Scale without diversity is noise. To validate that the 1B screen covers meaningful chemical territory, we visualized the results using TMAP (Tree MAP), a dimensionality-reduction method purpose built for large chemical libraries. TMAP preserves local neighborhood structure better than UMAP or t-SNE for molecular fingerprints, revealing scaffold clusters and chemotype boundaries that flat projections miss. The interactive maps below show the structural landscape of BBB-positive hits, BBB-negative compounds, and reference libraries (PubChem, Enamine REAL), colored by P(BBB) score, CNS-MPO, and physicochemical properties. What emerges is not a single chemical family that dominates, but a distributed landscape of scaffolds spanning multiple drug-like chemotypes, confirming that the model generalizes across structural classes rather than memorizing a narrow training distribution.

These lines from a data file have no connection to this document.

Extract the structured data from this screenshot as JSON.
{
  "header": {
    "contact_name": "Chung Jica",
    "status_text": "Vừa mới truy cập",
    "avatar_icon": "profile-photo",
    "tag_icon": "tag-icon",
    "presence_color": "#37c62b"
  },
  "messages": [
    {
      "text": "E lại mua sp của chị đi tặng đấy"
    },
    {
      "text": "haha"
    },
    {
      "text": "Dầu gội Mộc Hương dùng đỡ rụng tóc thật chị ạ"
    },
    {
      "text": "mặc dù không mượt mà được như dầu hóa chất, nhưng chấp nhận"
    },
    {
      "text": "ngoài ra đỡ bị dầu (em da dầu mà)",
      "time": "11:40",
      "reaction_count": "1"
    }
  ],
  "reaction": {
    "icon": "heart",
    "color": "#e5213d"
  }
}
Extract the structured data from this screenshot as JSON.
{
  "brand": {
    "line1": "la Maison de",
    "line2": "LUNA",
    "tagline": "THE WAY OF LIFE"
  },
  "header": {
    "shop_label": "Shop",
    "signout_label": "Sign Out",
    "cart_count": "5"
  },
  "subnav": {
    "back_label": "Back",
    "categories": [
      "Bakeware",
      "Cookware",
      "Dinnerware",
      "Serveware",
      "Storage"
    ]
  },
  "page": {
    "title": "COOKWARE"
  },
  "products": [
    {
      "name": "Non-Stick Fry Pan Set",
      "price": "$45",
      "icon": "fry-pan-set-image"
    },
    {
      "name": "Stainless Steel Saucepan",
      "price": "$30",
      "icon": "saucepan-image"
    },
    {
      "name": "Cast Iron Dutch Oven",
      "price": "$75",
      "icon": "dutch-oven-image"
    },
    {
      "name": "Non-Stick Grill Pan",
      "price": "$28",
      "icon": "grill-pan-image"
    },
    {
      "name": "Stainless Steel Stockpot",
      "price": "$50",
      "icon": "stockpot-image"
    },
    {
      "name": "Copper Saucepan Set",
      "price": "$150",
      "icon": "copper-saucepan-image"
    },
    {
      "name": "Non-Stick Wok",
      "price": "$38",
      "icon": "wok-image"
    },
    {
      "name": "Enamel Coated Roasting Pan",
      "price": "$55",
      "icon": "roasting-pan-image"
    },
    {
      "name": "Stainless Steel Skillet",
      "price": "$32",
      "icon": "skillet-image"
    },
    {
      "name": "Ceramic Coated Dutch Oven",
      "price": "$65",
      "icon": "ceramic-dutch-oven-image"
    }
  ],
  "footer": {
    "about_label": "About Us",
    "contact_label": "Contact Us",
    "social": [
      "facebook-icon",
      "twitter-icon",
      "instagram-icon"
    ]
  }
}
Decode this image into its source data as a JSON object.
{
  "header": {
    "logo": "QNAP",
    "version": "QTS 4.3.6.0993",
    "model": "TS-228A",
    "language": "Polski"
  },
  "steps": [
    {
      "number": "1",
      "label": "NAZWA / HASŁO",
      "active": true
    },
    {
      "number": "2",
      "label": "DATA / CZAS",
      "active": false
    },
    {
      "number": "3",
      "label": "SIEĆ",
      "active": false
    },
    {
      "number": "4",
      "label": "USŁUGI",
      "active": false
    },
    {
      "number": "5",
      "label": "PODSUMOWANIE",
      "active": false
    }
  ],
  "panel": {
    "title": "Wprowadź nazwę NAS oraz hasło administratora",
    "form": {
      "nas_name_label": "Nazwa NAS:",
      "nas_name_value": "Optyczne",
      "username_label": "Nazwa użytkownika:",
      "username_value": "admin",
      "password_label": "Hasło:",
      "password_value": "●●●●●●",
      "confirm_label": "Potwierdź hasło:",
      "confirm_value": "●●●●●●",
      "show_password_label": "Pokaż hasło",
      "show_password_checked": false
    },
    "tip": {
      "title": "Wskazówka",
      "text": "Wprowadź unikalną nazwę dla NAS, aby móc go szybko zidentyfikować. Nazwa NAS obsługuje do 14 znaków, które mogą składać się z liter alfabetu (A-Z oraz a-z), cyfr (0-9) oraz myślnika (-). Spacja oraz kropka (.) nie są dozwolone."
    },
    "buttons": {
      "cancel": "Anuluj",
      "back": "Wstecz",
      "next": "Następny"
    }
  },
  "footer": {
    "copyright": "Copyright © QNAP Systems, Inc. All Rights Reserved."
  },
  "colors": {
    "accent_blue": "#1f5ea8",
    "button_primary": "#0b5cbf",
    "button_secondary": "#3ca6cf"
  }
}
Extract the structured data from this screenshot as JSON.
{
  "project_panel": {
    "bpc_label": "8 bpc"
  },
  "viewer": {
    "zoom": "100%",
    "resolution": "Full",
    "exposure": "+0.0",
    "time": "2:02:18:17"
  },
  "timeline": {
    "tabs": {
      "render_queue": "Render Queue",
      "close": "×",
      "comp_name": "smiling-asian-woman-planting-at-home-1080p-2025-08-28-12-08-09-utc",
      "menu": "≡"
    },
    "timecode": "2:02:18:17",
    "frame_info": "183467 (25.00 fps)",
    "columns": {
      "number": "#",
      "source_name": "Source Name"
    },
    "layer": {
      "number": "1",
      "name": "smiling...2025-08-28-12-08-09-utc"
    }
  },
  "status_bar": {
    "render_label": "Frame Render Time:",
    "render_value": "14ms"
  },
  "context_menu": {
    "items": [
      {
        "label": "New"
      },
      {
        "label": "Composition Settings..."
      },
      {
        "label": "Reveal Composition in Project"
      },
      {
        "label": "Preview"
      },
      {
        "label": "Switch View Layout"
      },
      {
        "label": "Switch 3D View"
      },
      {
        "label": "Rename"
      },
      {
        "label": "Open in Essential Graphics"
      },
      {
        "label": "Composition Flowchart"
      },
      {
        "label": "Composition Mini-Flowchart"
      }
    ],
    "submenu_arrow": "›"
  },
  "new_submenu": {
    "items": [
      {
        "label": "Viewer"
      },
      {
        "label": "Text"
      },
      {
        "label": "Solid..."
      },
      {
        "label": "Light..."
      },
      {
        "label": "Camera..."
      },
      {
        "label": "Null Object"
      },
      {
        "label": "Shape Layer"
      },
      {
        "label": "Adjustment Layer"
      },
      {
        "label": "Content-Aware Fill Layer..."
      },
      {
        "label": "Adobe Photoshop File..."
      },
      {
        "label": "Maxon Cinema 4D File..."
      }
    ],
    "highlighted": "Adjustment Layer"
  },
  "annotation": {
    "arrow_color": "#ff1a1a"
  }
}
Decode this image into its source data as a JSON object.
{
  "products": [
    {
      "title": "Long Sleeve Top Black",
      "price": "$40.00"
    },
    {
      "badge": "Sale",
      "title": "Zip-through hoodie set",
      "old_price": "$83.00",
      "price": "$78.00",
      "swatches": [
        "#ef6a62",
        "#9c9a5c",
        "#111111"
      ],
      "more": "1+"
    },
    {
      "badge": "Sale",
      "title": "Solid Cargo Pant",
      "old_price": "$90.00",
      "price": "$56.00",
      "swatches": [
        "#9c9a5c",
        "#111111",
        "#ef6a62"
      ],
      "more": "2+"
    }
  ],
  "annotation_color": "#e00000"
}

The 1B screen is not the end product. It is infrastructure. In sparse data regimes, the most effective augmentation strategy is not to generate random molecules and predict their labels. It is to screen real, purchasable chemical space at scale and use the resulting predictions, combined with confidence estimates and applicability domain checks, as training signal for models that can learn representations no curated dataset could teach. This is the flywheel: curated data trains a compact, interpretable model. That model screens billions of compounds. The screen generates synthetic labels that, after filtering and validation, expand the training corpus for the next iteration. Each cycle widens the chemical coverage while the core model remains small, fast, and auditable. The alternative, waiting for experimental BBB data to accumulate at scale, would take decades.

BBB-Nuke is open source and available as both a Python package and an API. The 1B screening dataset is on HuggingFace. The TMAP visualizations are interactive and explorable. We believe the sparse data problem in ADMET is solvable, not by scaling models up, but by scaling data extraction, feature engineering, and screening infrastructure to match the size of the question.